Oh, and if you're in London you can get to see/hear Sophie as part of the London Lit Plus business: 29 June at The Wheatsheaf, Rathbone Place.

4 comments:

Anonymous said...

[John Clute] is, of course, a prominent SF writer.

Clute is a prominent SF critic; he has written relatively little fiction.

Paul M. Cray said...

Not just *a* prominent SF critic, but *the* prominent SF critic.

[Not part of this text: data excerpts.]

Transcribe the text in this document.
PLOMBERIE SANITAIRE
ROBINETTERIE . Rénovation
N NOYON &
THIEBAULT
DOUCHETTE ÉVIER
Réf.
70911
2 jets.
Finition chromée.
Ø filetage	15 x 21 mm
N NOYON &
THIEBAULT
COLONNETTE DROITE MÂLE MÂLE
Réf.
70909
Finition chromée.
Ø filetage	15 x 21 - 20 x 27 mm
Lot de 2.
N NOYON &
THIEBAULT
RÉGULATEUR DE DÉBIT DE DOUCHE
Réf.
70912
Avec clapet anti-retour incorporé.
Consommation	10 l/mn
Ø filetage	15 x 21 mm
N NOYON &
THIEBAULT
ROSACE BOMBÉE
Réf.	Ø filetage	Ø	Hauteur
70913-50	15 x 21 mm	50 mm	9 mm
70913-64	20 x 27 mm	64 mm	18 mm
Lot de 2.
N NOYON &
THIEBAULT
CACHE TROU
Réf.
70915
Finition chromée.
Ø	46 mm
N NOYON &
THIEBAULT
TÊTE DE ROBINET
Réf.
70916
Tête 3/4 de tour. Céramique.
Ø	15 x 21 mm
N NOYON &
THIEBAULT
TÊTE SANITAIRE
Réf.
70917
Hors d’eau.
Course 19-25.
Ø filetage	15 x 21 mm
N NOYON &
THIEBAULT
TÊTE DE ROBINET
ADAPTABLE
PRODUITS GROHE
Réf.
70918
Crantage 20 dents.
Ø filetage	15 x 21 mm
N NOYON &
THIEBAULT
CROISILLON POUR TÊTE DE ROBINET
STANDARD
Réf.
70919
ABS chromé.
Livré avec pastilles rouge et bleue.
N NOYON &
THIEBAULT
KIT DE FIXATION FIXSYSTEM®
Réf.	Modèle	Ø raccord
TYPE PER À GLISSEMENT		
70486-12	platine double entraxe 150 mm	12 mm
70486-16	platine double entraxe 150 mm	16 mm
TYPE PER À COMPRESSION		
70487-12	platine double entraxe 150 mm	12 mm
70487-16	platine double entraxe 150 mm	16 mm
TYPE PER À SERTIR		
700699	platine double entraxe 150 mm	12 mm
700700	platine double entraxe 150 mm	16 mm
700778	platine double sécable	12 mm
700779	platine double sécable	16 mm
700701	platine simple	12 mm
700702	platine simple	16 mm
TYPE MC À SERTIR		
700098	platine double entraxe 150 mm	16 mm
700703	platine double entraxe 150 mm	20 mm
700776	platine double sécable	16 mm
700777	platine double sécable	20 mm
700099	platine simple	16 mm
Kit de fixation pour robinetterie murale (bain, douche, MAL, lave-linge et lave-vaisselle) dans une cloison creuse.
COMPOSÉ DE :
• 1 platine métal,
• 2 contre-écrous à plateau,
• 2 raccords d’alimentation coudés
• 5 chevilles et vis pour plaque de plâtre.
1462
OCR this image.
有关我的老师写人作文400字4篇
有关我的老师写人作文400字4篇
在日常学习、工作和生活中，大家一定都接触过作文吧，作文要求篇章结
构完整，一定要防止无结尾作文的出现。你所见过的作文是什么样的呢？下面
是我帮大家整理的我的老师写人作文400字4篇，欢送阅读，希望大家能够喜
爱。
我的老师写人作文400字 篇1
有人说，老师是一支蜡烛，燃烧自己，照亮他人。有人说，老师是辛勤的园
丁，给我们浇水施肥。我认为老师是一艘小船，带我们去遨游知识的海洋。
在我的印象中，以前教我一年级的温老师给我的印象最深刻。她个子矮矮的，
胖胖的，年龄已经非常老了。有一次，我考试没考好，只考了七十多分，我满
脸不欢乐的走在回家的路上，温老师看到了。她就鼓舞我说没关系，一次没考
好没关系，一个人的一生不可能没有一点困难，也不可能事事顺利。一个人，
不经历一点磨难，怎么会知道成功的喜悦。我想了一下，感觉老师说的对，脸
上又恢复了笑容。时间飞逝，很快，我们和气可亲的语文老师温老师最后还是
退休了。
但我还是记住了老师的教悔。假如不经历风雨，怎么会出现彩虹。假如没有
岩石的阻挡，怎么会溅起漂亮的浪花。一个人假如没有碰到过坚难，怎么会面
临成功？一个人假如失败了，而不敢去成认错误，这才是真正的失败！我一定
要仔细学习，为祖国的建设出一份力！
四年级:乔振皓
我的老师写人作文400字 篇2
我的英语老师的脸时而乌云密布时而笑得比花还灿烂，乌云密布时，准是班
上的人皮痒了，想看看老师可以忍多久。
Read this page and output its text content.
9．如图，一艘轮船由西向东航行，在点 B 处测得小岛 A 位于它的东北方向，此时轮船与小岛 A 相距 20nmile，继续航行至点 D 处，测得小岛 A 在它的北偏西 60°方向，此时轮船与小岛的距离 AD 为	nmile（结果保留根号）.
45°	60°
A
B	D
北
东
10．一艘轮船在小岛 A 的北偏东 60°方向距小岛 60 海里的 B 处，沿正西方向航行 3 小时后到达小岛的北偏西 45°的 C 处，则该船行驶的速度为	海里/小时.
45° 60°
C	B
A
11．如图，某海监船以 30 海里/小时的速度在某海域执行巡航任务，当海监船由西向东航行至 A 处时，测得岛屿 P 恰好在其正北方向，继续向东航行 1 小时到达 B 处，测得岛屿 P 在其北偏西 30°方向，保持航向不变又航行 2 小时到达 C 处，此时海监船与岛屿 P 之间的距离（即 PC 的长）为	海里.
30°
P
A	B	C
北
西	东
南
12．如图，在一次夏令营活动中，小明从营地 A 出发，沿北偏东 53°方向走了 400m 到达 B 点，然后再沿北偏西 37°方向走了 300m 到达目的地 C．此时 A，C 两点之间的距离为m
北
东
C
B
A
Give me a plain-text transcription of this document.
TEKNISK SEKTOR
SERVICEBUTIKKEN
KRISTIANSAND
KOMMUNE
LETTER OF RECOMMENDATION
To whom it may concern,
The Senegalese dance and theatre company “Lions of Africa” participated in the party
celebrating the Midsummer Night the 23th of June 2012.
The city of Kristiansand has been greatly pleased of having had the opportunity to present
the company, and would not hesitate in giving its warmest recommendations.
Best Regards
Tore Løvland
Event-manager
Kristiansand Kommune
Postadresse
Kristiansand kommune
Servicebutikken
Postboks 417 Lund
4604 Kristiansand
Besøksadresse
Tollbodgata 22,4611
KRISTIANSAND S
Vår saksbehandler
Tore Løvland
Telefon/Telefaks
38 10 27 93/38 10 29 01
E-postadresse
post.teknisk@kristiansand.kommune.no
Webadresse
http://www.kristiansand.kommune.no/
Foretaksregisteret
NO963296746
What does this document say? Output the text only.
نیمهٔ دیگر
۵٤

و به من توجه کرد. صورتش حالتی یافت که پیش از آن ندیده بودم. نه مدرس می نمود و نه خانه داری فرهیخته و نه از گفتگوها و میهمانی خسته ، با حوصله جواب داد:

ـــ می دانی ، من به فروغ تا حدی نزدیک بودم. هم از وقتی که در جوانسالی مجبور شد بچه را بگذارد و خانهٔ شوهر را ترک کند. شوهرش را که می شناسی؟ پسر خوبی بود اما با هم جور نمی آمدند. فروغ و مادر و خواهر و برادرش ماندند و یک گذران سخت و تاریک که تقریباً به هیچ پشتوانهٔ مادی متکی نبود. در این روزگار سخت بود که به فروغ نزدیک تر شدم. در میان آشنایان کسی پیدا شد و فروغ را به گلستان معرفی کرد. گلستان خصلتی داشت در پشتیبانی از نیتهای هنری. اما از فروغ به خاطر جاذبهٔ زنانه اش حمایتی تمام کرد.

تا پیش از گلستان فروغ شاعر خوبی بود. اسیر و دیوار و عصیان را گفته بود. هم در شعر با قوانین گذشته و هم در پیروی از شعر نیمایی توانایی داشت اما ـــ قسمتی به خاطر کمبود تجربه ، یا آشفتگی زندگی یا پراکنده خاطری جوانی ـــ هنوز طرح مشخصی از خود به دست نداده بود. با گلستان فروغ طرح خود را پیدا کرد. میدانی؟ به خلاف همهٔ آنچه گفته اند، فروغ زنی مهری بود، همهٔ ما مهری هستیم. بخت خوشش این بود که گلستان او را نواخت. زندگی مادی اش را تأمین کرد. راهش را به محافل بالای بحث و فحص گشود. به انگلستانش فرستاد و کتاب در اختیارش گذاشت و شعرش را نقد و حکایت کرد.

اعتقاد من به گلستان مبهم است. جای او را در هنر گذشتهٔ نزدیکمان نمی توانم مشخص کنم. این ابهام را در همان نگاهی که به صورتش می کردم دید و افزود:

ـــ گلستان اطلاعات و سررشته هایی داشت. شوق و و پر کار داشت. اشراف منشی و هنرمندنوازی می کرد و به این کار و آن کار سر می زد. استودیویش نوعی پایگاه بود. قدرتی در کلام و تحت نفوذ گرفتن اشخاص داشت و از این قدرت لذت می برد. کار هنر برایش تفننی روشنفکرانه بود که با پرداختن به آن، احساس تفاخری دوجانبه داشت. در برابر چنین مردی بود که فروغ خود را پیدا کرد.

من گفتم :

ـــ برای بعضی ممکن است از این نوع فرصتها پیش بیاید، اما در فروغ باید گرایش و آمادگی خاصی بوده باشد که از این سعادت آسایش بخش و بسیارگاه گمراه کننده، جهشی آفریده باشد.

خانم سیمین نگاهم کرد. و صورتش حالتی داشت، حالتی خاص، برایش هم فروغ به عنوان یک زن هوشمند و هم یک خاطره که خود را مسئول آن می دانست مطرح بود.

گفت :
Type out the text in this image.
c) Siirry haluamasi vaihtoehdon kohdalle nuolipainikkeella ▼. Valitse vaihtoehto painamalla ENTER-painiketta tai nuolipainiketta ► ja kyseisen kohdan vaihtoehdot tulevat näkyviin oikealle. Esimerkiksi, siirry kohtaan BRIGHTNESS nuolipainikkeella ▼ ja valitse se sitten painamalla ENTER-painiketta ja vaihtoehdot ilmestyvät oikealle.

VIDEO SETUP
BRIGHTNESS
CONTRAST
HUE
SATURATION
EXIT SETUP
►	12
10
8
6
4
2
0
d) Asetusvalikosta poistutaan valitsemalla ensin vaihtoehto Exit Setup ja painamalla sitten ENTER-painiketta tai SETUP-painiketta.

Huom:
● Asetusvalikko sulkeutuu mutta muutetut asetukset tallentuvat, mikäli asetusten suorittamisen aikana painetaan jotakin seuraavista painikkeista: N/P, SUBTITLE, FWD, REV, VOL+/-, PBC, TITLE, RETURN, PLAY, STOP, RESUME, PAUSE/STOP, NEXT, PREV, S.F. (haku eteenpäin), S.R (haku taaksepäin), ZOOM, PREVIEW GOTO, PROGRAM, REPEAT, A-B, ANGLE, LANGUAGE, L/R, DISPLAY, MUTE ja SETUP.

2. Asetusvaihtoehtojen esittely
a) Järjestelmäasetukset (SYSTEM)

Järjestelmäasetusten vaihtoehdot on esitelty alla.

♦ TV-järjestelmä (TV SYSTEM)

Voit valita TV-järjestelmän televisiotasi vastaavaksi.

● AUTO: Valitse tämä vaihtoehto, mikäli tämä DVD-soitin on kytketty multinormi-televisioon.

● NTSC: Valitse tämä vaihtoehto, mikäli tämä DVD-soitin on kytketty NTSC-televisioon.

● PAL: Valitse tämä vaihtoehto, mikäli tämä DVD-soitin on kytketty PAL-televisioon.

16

He has written a couple of novels, one of them, "Appleseed", SF. It is also generally accepted that after Shakespeare, Clute has the largest vocabulary of any writer in the English language.

Anonymous said...

Thanks to Sid Tafler for showing an ability to laugh at himself--we could all take a lesson in that. If you can't laugh at yourself, it's been said, someone will come along and do it for you.

David Isaak said...

I'd missed the flap over "Don't Ever Tell", but enjoyed jumping back in time to read all the comments you received.

But almost all of the many comments posted under "anonymous" seemed to be from the same grammar-and-spelling-challenged person. Either that, or the book's defenders all have some very odd illiteracies in common.